I'm  somewhere between embarrassed and horrified at this turn of events, but there's also an element of morbid curiosity.  The song selection process is completely baffling.  There have been cases in the past where an overheard remark has reminded me of a lyric.  That doesn't seem to be happening here.  I seem to be pulling songs from out of nowhere, or some other place where the sun don't shine.

I've done a good job of editing out the bigger hits of the past few decades.  Instead of a Best of the '70s and '80s compilation, I get Love On the Rocks, Cherish, and When Will I See You Again.  I even managed to come up with, get this, A Fifth of Beethoven.  There aren't even any lyrics to not realize that I know!

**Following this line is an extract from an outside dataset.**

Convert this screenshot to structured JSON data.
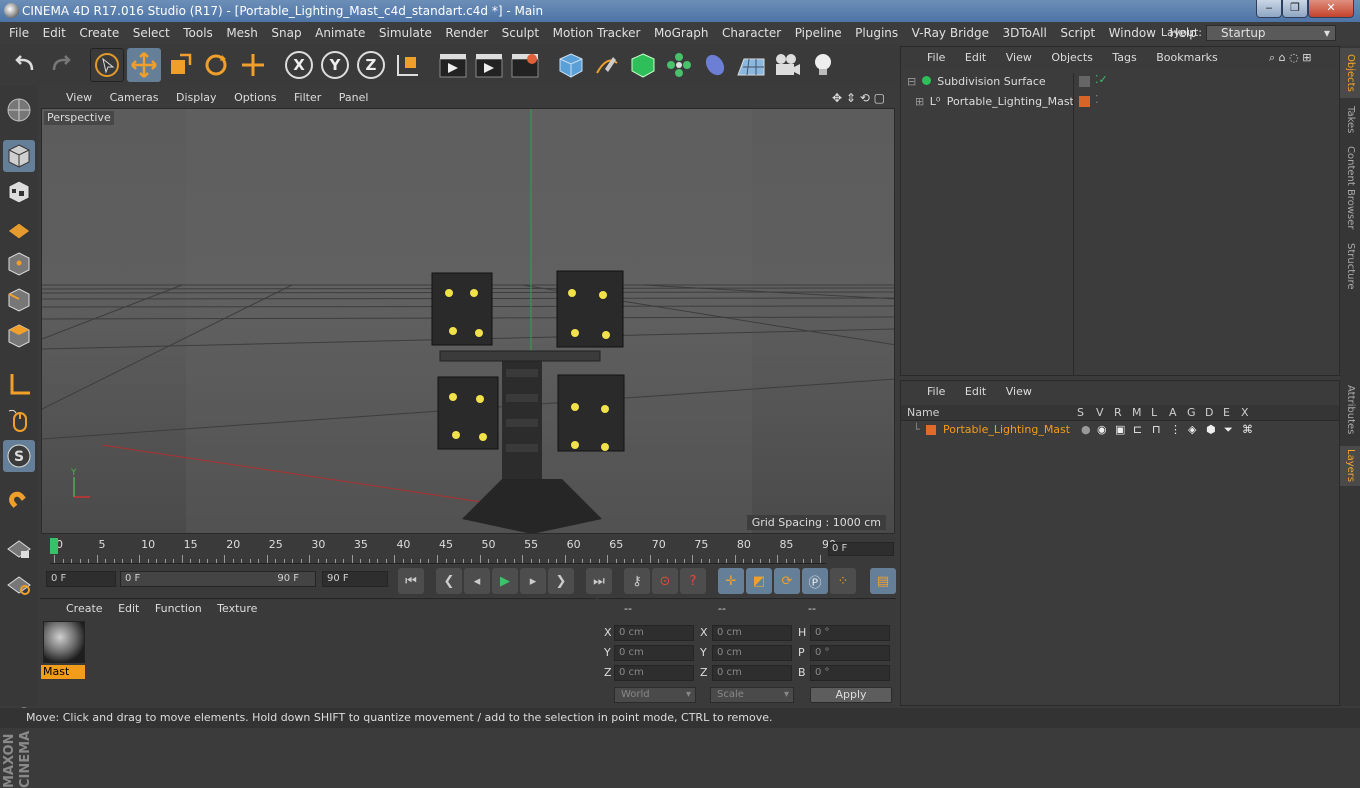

And bad enough that Kenny Rogers wanders into my subconscious.  The Gambler, I hear you say?  Oh, no no no, Dear Reader.  That would be far too mainstream for my subconscious.

Lady.  Does anyone apart from yours truly, and possibly Kenny Rogers, even remember Lady?!

Quality control does seem to be reasserting itself lately.  Paler Shade of Winter spent a few minutes floating around my head, and I woke up to Space Oddity this morning.  But I know for every Paul Simon, there's a Karen Carpenter queuing up, waiting for my mind to wander.  For every David Bowie, a Daryl Hall.

I had hoped that the soundtrack to my life would be a bit quirky, a little bit cool.  Something worthy of the odd strut, maybe just a little bit pretentious.

No risk of pretension here.  Instead of Rockin' In the Free World, it looks like I'm A Little Bit Country, A Little Bit Rock n' Roll.